From the library of the politician and government official Guillaume-Gabriel Baron de Pavée de Vendeuvre (1779-1870). Early circular bookplate to front pastedown overlaid with blank paper.
Binding very slightly worn, rubbed, and bumped. Occasional light browning to several leaves including title of the "Symphonies." In very good condition overall.
Didon, in a prologue and five acts to a libretto by celebrated female author Louise-Geneviève Gillot, Dame de Saintonge, was first performed in Paris at the Opéra on 11 September (?5 June) 1693. The libretto was Gillot's first published work; it was well-received by the court and Louis XIV himself requested that she present him with a copy.

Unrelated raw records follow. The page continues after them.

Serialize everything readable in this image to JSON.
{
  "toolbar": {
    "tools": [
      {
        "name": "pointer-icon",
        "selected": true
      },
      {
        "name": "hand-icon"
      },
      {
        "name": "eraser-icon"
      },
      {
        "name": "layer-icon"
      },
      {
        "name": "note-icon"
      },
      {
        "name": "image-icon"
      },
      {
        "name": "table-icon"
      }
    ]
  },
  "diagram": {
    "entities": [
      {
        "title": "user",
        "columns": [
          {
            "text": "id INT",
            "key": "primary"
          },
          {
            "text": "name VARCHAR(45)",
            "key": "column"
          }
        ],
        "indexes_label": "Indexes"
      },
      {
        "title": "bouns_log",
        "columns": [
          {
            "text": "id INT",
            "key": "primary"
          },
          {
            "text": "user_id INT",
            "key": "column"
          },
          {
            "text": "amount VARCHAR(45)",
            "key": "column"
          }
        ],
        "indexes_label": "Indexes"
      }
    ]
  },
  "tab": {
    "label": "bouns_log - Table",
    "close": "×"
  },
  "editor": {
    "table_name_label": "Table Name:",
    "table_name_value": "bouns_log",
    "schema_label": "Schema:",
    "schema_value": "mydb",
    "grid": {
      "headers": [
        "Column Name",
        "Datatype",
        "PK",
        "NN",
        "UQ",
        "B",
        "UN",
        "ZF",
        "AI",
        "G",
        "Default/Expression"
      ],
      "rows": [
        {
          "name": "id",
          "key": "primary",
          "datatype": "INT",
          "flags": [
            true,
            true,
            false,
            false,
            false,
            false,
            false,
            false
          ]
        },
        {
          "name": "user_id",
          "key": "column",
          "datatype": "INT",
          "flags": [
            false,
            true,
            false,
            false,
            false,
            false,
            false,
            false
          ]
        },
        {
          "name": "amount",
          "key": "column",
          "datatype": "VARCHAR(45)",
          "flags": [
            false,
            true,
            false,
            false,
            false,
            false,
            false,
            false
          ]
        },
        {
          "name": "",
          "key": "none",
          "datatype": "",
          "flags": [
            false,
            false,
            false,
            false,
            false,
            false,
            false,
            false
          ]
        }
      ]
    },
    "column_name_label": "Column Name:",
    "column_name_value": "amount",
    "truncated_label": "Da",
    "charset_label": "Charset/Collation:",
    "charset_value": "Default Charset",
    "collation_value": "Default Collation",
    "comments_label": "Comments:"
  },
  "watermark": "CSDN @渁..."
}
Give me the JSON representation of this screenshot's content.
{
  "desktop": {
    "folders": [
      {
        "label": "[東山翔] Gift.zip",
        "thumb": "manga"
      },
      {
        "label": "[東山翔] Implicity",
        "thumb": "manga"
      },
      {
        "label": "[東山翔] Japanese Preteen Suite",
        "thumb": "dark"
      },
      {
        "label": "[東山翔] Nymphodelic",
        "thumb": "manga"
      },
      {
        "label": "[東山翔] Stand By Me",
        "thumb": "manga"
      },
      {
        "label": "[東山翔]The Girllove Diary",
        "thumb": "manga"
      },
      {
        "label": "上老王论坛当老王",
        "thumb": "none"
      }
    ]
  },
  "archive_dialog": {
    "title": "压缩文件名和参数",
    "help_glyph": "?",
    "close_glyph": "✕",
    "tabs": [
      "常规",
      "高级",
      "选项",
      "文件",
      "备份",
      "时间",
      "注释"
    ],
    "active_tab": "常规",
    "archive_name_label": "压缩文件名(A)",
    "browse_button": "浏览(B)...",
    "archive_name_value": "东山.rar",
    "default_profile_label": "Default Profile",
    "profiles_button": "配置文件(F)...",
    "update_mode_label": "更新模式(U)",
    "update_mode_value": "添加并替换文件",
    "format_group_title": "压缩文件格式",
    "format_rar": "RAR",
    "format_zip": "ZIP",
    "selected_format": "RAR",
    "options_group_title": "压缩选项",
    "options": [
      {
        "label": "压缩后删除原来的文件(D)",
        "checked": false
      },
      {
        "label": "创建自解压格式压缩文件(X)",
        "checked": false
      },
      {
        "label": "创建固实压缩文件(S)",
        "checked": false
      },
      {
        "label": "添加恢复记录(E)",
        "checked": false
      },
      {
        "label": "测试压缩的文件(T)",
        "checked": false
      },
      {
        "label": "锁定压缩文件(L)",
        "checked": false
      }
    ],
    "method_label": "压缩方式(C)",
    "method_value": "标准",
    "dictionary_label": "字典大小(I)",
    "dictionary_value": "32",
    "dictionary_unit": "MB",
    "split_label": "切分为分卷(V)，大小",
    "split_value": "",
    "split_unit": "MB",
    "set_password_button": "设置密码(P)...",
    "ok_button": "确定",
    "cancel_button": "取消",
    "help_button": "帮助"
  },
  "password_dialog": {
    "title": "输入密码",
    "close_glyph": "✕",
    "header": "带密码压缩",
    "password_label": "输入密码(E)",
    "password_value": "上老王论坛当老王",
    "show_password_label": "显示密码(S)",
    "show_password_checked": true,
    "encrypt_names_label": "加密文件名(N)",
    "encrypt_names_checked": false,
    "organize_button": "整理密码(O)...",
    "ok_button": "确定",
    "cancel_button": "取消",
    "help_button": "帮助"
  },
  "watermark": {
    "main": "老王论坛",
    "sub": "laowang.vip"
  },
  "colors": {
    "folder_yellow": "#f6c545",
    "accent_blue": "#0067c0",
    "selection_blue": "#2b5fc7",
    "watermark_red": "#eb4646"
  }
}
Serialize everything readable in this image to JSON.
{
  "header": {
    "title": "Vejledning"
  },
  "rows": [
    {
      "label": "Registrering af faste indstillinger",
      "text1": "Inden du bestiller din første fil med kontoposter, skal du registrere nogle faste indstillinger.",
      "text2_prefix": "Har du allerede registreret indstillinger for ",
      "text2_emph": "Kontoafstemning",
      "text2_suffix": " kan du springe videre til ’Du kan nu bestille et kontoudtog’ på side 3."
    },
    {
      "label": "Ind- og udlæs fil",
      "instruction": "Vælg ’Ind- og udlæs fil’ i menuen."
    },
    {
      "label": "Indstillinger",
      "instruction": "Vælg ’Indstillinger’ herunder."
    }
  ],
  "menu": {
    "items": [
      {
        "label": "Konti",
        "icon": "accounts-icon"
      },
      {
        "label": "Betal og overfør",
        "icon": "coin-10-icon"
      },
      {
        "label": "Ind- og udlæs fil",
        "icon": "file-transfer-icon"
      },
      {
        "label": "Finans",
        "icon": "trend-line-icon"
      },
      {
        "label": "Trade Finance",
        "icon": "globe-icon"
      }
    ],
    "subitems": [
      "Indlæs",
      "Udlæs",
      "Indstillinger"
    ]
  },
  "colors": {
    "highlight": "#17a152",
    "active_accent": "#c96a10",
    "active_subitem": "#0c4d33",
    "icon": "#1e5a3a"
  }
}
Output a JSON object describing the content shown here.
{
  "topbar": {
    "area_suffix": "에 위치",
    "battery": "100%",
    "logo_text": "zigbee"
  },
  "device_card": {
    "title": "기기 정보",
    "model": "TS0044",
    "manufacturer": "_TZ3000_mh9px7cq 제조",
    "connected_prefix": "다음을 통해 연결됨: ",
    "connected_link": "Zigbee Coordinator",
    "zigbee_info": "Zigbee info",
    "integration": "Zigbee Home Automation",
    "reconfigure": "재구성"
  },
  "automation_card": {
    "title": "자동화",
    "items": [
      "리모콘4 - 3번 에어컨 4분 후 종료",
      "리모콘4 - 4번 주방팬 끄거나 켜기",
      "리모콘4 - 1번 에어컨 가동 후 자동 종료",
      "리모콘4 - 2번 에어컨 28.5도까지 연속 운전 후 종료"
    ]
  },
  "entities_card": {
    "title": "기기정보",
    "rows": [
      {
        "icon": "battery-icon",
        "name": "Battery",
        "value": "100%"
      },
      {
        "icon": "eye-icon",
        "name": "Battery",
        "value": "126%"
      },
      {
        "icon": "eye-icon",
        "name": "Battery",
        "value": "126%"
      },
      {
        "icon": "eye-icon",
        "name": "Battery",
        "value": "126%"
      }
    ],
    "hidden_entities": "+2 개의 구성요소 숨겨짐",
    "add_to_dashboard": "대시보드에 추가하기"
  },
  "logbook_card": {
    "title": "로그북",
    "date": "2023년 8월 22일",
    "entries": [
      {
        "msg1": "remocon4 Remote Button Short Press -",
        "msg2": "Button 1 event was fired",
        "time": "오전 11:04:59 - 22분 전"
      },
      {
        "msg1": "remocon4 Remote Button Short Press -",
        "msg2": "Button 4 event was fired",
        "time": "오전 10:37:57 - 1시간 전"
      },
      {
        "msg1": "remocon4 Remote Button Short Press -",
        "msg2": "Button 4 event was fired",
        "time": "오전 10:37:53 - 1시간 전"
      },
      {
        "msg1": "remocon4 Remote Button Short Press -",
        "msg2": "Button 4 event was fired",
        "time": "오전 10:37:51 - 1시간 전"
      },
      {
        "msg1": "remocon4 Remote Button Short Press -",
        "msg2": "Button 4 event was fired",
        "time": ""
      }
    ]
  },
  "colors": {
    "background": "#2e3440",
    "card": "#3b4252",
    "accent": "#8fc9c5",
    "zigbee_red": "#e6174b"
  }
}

The publication of the vocal airs and instrumental music separately reveals publisher Ballard's marketing strategy: consumers who wished only to sing could purchase the airs, those who wished only to play could purchase the symphonies, and those who could both sing and play might purchase both, perhaps having them bound together as in the present copy. In any case, these publications do not represent the complete opera; rather, they are a selection of highlights that the publisher or composer thought might most appeal to the public.
The instrumental music includes an "Air pour les Peuples de Carthage," a "Prelude pour la Magicienne," a "Sarabande pour les Plaisirs," and a "Gavotte pour les Nymphes." The music is primarily printed in grand staff but sometimes expands to three parts (the three-part arrangements are generally given for passages of paired thirds or imitative music).
The vocal music contains some recitative, but focuses mostly on airs for one, two, and three voices. Pieces for three voices plus basso continuo are printed in a smaller, condensed type.
"Little is known of [Desmarets's] early musical life other than that he was one of the boy pages of Louis XIV’s musical establishment. There, directly under the influence of Pierre Robert and Henry Du Mont at an important period in the development of the grand motet, he probably also encountered Lully, who used the chapel pages to augment his performances. In 1680 Desmarets was referred to as an ‘ordinaire de la musique du Roy’." Caroline Wood in Grove Music Online
As an operatic composer, Desmarets lived under the shadow of Jean-Baptiste Lully (1632-1687). Lully exercised a monopoly over all of French opera, and Desmarets was able to mount his operas only after the older composer's death. Desmarets's first opera, Endymion (1686), was performed privately in the King's apartments; his second opera, Didon (1693), was performed publicly and was a great commercial success.
Sainctonge and Desmarests have both been subjects of recent attention in the opera world: Desmarests's Circé (also to a libretto by Sainctonge) was mounted by the Boston Early Music Festival in 2023; the festival's theme being "A Celebration of Women."